What's happening: JPMorgan reported that third-quarter home lending revenue plunged 34% from a year ago, and Wells Fargo logged a drop of 52% over the same period. The declines were due primarily to a spike in interest rates leading to a slowdown in demand for mortgages. Citigroup and Morgan Stanley also reported that mortgage loan growth was moderating.
As the Federal Reserve raised interest rates this year, mortgage rates also spiked to their highest level since 2002. Higher mortgage rates and elevated home prices could quickly lead to an end to the pandemic housing boom, but the Federal Reserve thinks that's a good thing.
"We've had a time of a red-hot housing market all over the country," Fed President Jerome Powell told me in September. "For the longer term what we need is supply and demand to get better aligned so that housing prices go up at a reasonable level...and people can afford houses again. We probably have to go through a correction to get back to that place."

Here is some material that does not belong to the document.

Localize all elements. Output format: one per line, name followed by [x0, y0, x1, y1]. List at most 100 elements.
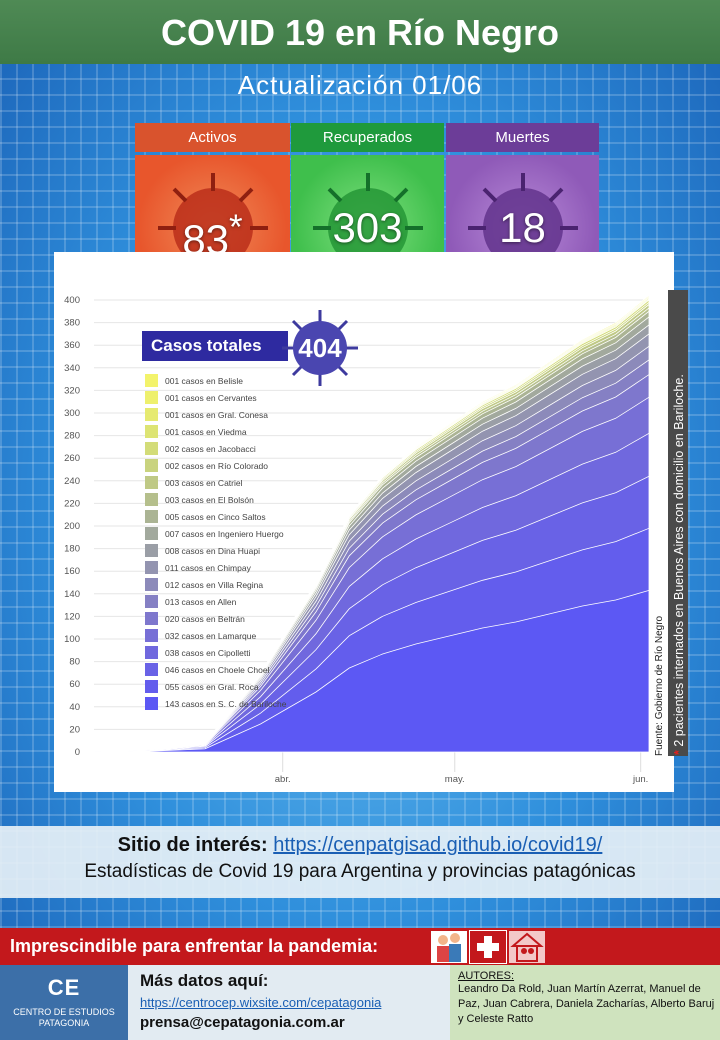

Powell's prescription for what he referred to as a "difficult" housing correction has led to worries of another 2008-esque housing and financial collapse.
Data shows that the market is clearly in slowdown mode.
Home sales declined for the seventh month in a row in August and sales of existing homes -- which include single-family homes, townhomes, condominiums and co-ops -- were down 19.9% from a year ago, according to a report from the National Association of Realtors.
Home prices are still on the rise, but they're beginning to ease. Prices grew 15.8% in July from the year before. That's a smaller jump than the 18.1% growth seen in June, according to the S&P CoreLogic Case-Shiller Index. The 2.3 percentage-point difference between those two months is the largest deceleration in the history of the index.
"This is the sharpest turn in the housing market since the housing market crash in 2008," said Redfin's chief economist, Daryl Fairweather, last month.
This isn't 2008: Market conditions are very different than they were in 2008. Analysts are telling homebuyers and investors not to panic. And housing inventory remains low, which prevents a crash in price as demand tempers.
"There was a housing shortage of around 5 million homes before the onset of the pandemic. That shortage is not going away soon," said Lawrence Yun, chief economist with the National Association of Realtors trade group, in a report last month.
Homeowners locked into 30-year low-rate mortgages are also reluctant to sell their homes and switch to higher rates.
JPMorgan Chase CFO Jeremy Barnum said in response to a question from CNN Business Friday that he is "not expecting a big crash" in housing along the lines of what happened during the Great Recession of the late 2000s.
Home prices have soared over the last decade, leaving homeowners with a nice cushion to lean on, said Barnum.
Barnum also noted that lending standards have tightened in the past 14 years. The 2008 crisis was exacerbated by very loose oversight of the mortgage market.
Employment and wage growth remains healthy, meaning homeowners can afford their mortgages and aren't being forced to sell their homes like they were in the great recession of 2008.